Okiok

An NTLMv1 hash, a hundred dollars and a dream

A couple of days ago, while endlessly scrolling Twitter for the 6th hour in a row, a tweet grabbed my attention, specifically:

This piqued my interest, but was just vague enough that I didn’t really know where to go from there. Scrolling some more luckily ended up then showing me this other tweet:

Now I had more information to go on! I started scrolling through EricaZelic’s twitter feed (excellent account, by the way, go subscribe to her!) and got the juicy details I wanted.

So, what’s this all about?

The short version is that thanks to vast.ai’s cloud computing service, you can rent a completely overpowered cracking setup, we’re talking anywhere from 1 to 14 RTX 4090s and use this computing power to crack any NTLMv1 hash. The exact costs and times will vary depending on how many GPUs you choose to get (and how lucky you get with the cracking process), but the rates are between 35 cents to 8 dollars/hour, and with 14 RTX 4090s, you can get through the entire keyspace within about 24 hours.

Random sampling of setups offered

If you’ve been around the internal penetration testing/red teaming world for a little while, you know that a couple of years ago, crack.sh existed for this. You’d fire up responder with crack.sh’s well known challenge (1122334455667788), take that hash, format it, send it over to crack.sh and you’d get the resulting NT hash back.

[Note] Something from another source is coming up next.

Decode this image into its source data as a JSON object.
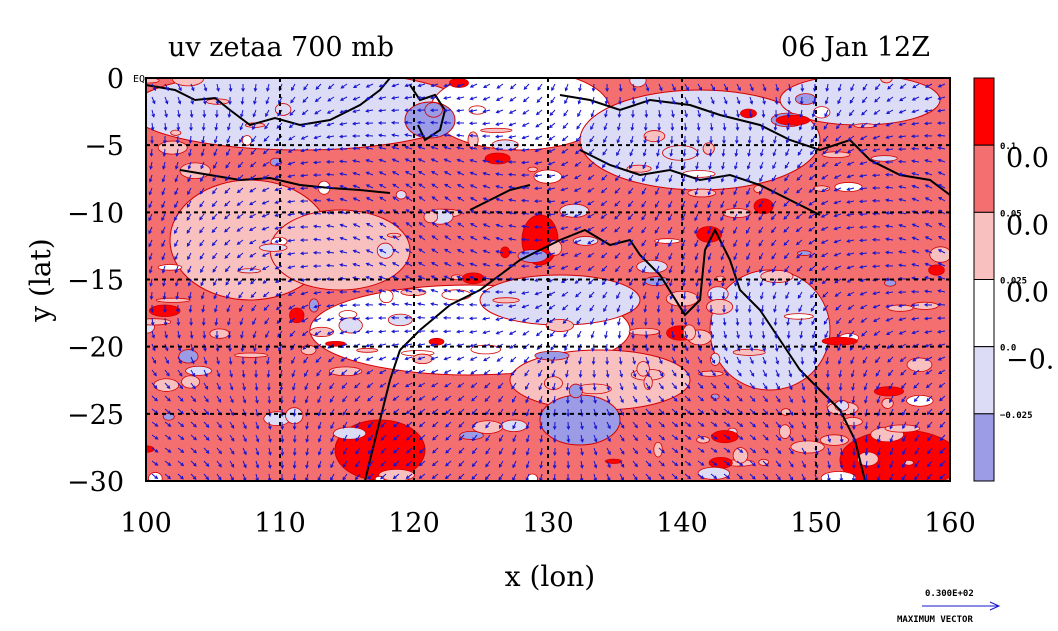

Example of crack.sh output

Sadly, crack.sh no longer works as the service has been down for “maintenance” for at least the past two years, with no signs of ever coming back. Even when it did still exist, one of the downsides of having to use the 1122334455667788 challenge is that since this challenge is so well known, it trips up a lot of EDRs/NDRs, which can be a problem, especially during a red team exercise.

Of course, there are other attack paths involving relaying NTLMv1 hashes, so you don’t necessarily need to crack this hash to succeed, but sometimes the other misconfigurations required for those attack paths to work are not present in the environment you’re in. Plus, if you can get a quick win just off an NTLMv1 hash, that’s even better!

What does all this mean?

Going back to the initial tweet, that means that any environment still using NTLMv1 (and yes, this is still very common) can be pwned in less than 24 hours and for a very affordable cost. This probably shouldn’t be the FIRST thing you attempt, if you can avoid spending the money, then do so, but it sure makes it easy. Once you’ve exhausted the typical attack paths and tried cracking some user hashes by yourself on a less powerful setup and hit a dead end, it’s time to coerce the NTLMv1 DC into authenticating to your responder, grab the machine account hash and send it over. Oh yeah, did I mention that this means you don’t even need a privileged user’s (such as Domain Admin) hash? Machine account hashes are usually ignored when trying to crack hashes during an engagement as those passwords are incredibly long and complex, but when you can crack an entire keyspace in less than 24 hours, you have no such limitations.

Okay, but how?

I’m gonna skip over the part where you obtain the hash as that’s outside of the scope of this post, but the short version is start up responder (don’t forget, you don’t even need to use the common 1122334455667788 challenge) and then coerce the Domain Controller into sending its machine account hash to you. From there, there’s some handling of the hash that needs to be done, but thankfully an excellent tool already exists for this, made by the great EvilMog at https://github.com/evilmog/ntlmv1-multi.

The guide on the github repository is fairly exhaustive and straight forward, so l won’t go too deep how to format everything, but here are the broad steps:

1. Obtain the machine account NTLMv1 hash

2. Use the NTLMv1 Multi Tool to get the hash in an usable hashcat 14000 format

3. Save this output, you will need it.

vast.ai was mentioned previously as that’s what EricaZelic used and prompted this article, but you don’t specifically need to use it, you can use any GPU cloud computing service of your choice. The goal of this article isn’t to be an ad, so I won’t go too deep into how to set up one particular service, but they’re all relatively the same: you rent an instance, ssh into it, install your tools (in this case, hashcat) and do your thing.

4. Create the 14000.hash file on your overpowered rented rig with the output from step 2, copy the hashcat command from the Multi Tool output in step 2 and then… wait.

5. Eventually, you’ll get the magic results you did all of this for:

6. You’re almost there, convert the resulting DES keys to NTLM, then put them together

7. Test your brand new machine account hash and dump that ntds.dit (for example purposes here, feel free to do it in a more opsec-safe way, or whatever else you decide to do with the hash):

Congratulations! You are now Domain Admin.